The capability for invasion and metastasis acquired during tumor progression stands as the basis for much of the morbidity and mortality associated with cancer. It is also a remarkably diverse and complex parameter. We are studying various facets of this cancer phenotype, in multiple model systems, of which a few are highlighted below.
Invasiveness stimulated by forces in the tumor microenvironment
A PhD student discovered a regulatory pathway that activates invasiveness, schematized above, which is triggered by mechanical forces resultant to differences in hydrostatic pressure between solid tumors and their surrounding tissue, resulting in fluid flow out of the tumor.
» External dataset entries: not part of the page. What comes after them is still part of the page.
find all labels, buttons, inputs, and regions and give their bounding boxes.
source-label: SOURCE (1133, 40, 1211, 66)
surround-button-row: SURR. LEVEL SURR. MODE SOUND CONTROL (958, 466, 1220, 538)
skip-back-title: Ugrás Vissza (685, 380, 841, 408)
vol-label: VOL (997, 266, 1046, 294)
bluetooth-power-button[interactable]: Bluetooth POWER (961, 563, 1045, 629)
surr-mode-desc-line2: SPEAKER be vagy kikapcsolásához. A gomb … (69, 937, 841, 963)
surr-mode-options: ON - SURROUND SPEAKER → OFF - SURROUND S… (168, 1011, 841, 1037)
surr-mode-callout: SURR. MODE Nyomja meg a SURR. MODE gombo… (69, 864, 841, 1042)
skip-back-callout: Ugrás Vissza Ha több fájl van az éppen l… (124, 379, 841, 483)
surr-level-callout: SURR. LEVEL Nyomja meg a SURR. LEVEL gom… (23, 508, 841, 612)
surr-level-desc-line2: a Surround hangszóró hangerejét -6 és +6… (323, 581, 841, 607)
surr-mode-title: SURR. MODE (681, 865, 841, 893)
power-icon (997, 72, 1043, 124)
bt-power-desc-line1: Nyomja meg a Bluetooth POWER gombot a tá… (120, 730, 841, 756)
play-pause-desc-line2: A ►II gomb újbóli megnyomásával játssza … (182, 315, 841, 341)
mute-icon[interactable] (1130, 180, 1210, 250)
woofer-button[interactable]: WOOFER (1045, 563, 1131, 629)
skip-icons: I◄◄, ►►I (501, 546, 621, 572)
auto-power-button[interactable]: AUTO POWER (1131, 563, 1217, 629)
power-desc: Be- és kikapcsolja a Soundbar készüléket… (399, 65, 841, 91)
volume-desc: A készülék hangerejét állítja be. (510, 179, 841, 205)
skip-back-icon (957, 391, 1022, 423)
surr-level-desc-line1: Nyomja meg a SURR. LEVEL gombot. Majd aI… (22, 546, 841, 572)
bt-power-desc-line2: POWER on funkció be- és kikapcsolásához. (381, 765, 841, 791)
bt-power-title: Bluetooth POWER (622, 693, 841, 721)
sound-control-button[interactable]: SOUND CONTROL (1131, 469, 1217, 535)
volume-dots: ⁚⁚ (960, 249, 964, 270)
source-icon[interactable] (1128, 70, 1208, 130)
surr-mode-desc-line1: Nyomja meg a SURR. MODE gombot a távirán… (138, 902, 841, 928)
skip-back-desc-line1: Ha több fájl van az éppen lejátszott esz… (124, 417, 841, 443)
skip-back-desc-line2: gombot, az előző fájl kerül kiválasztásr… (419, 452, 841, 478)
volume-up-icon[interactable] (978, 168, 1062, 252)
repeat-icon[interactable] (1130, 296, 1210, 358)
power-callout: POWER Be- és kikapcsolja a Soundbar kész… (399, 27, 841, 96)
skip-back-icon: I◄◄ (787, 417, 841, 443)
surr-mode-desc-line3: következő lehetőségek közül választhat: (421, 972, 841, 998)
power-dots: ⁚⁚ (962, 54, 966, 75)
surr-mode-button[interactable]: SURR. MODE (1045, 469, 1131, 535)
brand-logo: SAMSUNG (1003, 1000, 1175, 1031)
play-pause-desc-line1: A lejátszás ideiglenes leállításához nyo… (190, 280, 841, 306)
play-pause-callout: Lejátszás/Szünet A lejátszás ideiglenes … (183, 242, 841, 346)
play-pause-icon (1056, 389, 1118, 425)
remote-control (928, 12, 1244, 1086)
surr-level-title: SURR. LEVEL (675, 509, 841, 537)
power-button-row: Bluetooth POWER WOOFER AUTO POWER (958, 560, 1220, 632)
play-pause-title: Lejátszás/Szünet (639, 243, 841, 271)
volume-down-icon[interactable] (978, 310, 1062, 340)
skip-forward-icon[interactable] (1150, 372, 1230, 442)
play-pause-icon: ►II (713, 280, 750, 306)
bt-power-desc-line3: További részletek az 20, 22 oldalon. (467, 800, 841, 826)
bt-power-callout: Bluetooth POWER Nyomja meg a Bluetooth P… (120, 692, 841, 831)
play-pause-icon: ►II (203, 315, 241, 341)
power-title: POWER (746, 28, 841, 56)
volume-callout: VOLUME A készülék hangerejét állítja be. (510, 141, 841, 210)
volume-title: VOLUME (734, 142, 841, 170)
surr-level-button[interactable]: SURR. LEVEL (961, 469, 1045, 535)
The pressure-driven fluid flow induces secretion of glutamate, which, in cancer cells expressing the neuronal signaling receptor NMDAR, activates it, stimulating downstream pathways – still to be defined – that elicit an invasive growth program (Li and Hanahan, 2013). We continue to investigate this invasive growth program, in both forms of pancreatic cancer, and in triple negative breast cancer, where it may define a heretofore unappreciated subtype that has coopted glutamate signaling to help drive the malignant phenotype.
microRNA dynamics governing the metastatic cascade
A previous study from the Hanahan lab implicated a set of microRNAs (miRs) in a comparatively rare subtype of pancreatic neuroendocrine cancer that is associated with metastasis (Olson et al 2010); the existence of this metastasis-prone subtype has recently been substantiated in the mouse model and in the cognate human cancer (Sadanandam, et al 2015). Interestingly, the evidence suggests that this metastasis-prone subtype has a distinct cell-of-origin, namely a pancreatic progenitor cell, as illustrated below.
One current research project is unraveling the signature set of ‘pro-metastatic’ miRs. We have identified individual miRs that are contributing in complementary ways to the early invasive and intermediate seeding stages of metastasis, and are seeking to identify the genes (and pathways) that they regulate. An additional agenda is to identify miRs that govern the later stage involving colonization of macro-metastases.